An example, he says, is a provision that for the first time addresses data being used beyond its original context. The provision would give heightened protections for consumers when data collected for one purpose is used for another purpose while at the same time giving companies a way to argue for such use via so-called Privacy Review Boards.
It also introduces the notion of risk-based privacy protections. As written, the plan would allow companies to determine whether to apply certain privacy protections to a data set based on their assessment of a risk of harm to the data. A company, for instance, would not obligated to give consumers access or correction rights to their data if it doesn't feel use of the data poses an actual risk to the individual.
Such provisions have received scathing criticism from privacy advocates. Alvaro Bedoya, executive director of the Center on Privacy and Technology at Georgetown University Law Center, sees them as vesting companies with too much control over consumer data.
“They allow industry to conduct self-regulation behind a Potemkin privacy village,” said Jeffrey Chester, executive director of the Center for Digital Democracy. “It looks like the public has a right but how this is defined will be done behind closed doors," he says.
Polonetsky says the way forward is not to focus on the specifics in the draft but on its broader ideas.
With technology developing at such a rapid pace enough flexibility needs to be built into data regulations to accommodate unforeseen future uses of data, he says. “For instance, there may be uses of big data that are not discovered until long after the data is collected,” he says.

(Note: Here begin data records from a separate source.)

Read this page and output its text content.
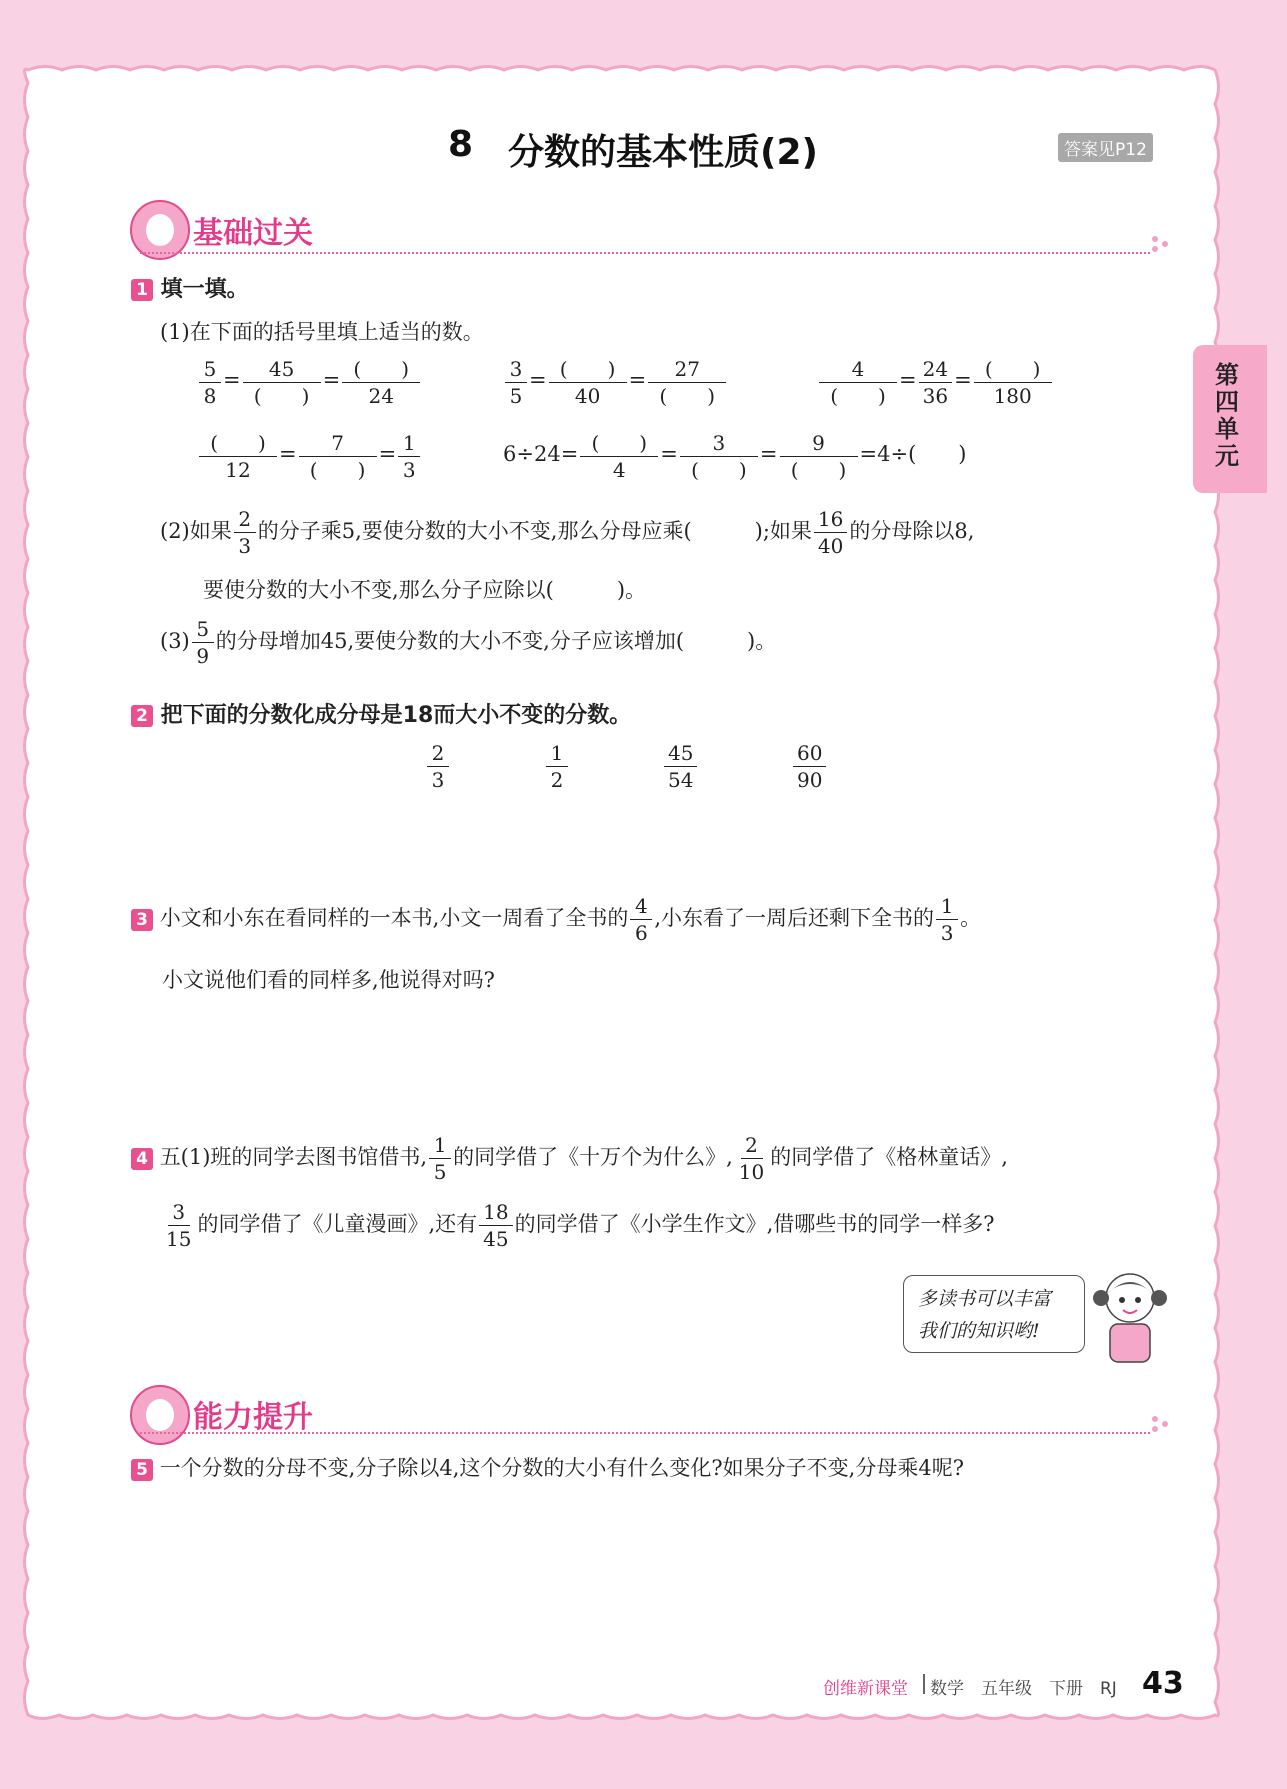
8 分数的基本性质(2)	答案见P12
第四单元
基础过关
1 填一填。
(1)在下面的括号里填上适当的数。
$\frac{5}{8} = \frac{45}{( )} = \frac{( )}{24}$	$\frac{3}{5} = \frac{( )}{40} = \frac{27}{( )}$	$\frac{4}{( )} = \frac{24}{36} = \frac{( )}{180}$
$\frac{( )}{12} = \frac{7}{( )} = \frac{1}{3}$	$6\div 24= \frac{( )}{4} = \frac{3}{( )} = \frac{9}{( )} =4\div$(　　)
(2)如果 $\frac{2}{3}$ 的分子乘5,要使分数的大小不变,那么分母应乘(　　　);如果 $\frac{16}{40}$ 的分母除以8,
要使分数的大小不变,那么分子应除以(　　　)。
$(3) \frac{5}{9}$ 的分母增加45,要使分数的大小不变,分子应该增加(　　　)。
2 把下面的分数化成分母是18而大小不变的分数。
$\frac{2}{3}$	$\frac{1}{2}$	$\frac{45}{54}$	$\frac{60}{90}$
3 小文和小东在看同样的一本书,小文一周看了全书的 $\frac{4}{6}$ ,小东看了一周后还剩下全书的 $\frac{1}{3}$ 。
小文说他们看的同样多,他说得对吗?
4 五(1)班的同学去图书馆借书, $\frac{1}{5}$ 的同学借了《十万个为什么》, $\frac{2}{10}$ 的同学借了《格林童话》,
$\frac{3}{15}$ 的同学借了《儿童漫画》,还有 $\frac{18}{45}$ 的同学借了《小学生作文》,借哪些书的同学一样多?
多读书可以丰富
我们的知识哟!
能力提升
5 一个分数的分母不变,分子除以4,这个分数的大小有什么变化?如果分子不变,分母乘4呢?
创维新课堂 数学　五年级　下册　RJ 43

From a legislative standpoint, the administration’s draft is “nowhere near ready,” Polonetsky concedes. But it introduces several important ideas into the privacy debate for the first time.
A tough challenge
Justin Brookman, director of consumer privacy at the Center for Democracy and Technology, says the unpopularity of the draft highlights the tough challenge the administration faces in coming up with something that is acceptable to all stakeholders.
The bill could have been more privacy-friendly, said Mr. Brookman. But if it had been, the ones protesting the most would have been industry leaders.
The key is that the bill offers a foundation to build on, he says. One of the best aspects of the bill is that its requirements are based on Fair Information Practice Principles such as transparency, individual control, respect for context, focused collection, and responsible use and accountability, Brookman said in a separate blog post. The blog lists the many problems that exist in the draft as written.
“I don’t think any of this was done in bad faith,” he says. “It’s hard to get privacy law right. The important thing is they got the language out there.”
With a draft bill so complex, another challenge could be Congress. "Congress has a ton on its plate," said Ms. Brill, the FTC commissioner. "They're very well meaning people. Many people will say it's very unlikely they'll have time to deal with this issue. Is that diplomatic enough?"
Passcode deputy editor Sara Sorcher contributed reporting from Washington.
The original version of this story incorrectly attributed a quote by Jeffrey Chester ("They allow industry to conduct self-regulation behind a Potemkin privacy village. It looks like the public has a right but how this is defined will be done behind closed doors") to Alvaro Bedoya.